In the following sections we shall discuss briefly all the foundations of the independence of the Ukrainians as a nation. The chief foundations of an independent nation are, proceeding from the less important to the most important: Independent anthropological characteristics, a distinct, independent language, uniform historico-political traditions and aspirations for the future, an independent culture, and, especially, a compact geographical territory.

[[Contents]]

Anthropological Characteristics of the Ukrainians

Anthropology is a comparatively recent science. Barely a century has elapsed since the beginning of its serious work. The material thus far collected by anthropological science, while it might seem immense to some, is, nevertheless, still small, and what is even more important, irregular. Concerning some races and peoples the science has many thousands of measurements at its command, while other races and peoples are known from very few measurements. For this reason the science of anthropology is still a long way removed from an exact knowledge and perfect description of different races and peoples. Even in Europe, where anthropological investigations have been based on a study of the greatest number of human individuals, the distribution of various anthropological racial characteristics in different peoples and tribes of the continent were, until recently, very hard to interpret and to understand. It is the pioneer work of investigation of Deniker, Hamy and others, that has made it possible to divide the population of Europe into so-called anthropological races.

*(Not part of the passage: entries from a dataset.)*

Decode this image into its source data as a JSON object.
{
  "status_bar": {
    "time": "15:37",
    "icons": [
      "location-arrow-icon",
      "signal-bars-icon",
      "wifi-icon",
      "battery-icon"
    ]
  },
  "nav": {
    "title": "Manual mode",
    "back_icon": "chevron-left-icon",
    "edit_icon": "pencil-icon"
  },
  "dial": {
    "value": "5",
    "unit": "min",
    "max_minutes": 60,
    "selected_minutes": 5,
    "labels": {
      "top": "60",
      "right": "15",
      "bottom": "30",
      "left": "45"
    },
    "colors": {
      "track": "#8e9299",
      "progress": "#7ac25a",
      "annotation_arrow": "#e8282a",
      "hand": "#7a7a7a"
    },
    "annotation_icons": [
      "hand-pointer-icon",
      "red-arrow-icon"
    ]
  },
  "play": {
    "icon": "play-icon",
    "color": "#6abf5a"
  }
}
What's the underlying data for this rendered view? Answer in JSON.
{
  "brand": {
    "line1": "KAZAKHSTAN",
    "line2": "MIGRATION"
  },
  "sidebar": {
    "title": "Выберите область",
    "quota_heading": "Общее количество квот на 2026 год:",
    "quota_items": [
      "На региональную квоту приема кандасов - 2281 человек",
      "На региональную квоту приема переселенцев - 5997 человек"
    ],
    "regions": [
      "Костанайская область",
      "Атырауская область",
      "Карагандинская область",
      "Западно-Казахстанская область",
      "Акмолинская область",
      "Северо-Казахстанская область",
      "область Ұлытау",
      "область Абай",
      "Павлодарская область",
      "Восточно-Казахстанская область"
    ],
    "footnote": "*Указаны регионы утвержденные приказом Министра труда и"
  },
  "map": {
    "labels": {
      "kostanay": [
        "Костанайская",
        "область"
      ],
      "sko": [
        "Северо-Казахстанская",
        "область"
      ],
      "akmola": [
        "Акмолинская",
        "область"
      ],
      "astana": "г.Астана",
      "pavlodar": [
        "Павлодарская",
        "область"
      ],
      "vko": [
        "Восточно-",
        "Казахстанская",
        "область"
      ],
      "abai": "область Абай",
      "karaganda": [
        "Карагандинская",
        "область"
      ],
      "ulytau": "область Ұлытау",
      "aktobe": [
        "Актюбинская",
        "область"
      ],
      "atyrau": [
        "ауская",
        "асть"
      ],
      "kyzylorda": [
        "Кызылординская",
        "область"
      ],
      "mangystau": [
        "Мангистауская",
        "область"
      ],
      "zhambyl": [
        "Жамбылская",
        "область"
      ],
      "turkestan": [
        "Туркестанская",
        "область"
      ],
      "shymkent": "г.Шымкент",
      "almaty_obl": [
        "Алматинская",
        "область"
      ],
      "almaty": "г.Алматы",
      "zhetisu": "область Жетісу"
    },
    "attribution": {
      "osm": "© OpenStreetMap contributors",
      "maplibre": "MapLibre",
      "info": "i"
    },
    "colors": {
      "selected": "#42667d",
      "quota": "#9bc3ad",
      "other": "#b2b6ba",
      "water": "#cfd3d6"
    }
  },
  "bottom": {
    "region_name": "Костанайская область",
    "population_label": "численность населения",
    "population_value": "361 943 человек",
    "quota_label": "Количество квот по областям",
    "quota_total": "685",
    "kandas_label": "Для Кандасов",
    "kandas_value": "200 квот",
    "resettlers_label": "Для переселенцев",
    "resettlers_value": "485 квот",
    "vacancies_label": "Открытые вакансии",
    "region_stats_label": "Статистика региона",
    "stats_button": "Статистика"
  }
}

Pure-blooded peoples, all of whose individuals possess the same anthropological characteristics, exist nowhere. Hardly in the most inaccessible corners of the globe, are small primitive peoples found who approach the ideal of pure-bloodedness. The great civilized peoples of the earth [[160]]are all of them more or less heterogeneous peoples, and show no uniform anthropological type. This is true especially of the Western and Central European cultured peoples: French, English, Spanish, Italians, even Germans. Continued commixtures, which can certainly be proved historically, have entirely eradicated the original anthropological characteristics of these civilized nations. No wonder, then, that anthropogeography, in view of these most apparent examples, has almost given up designating anthropological characteristics as the characteristics of nations.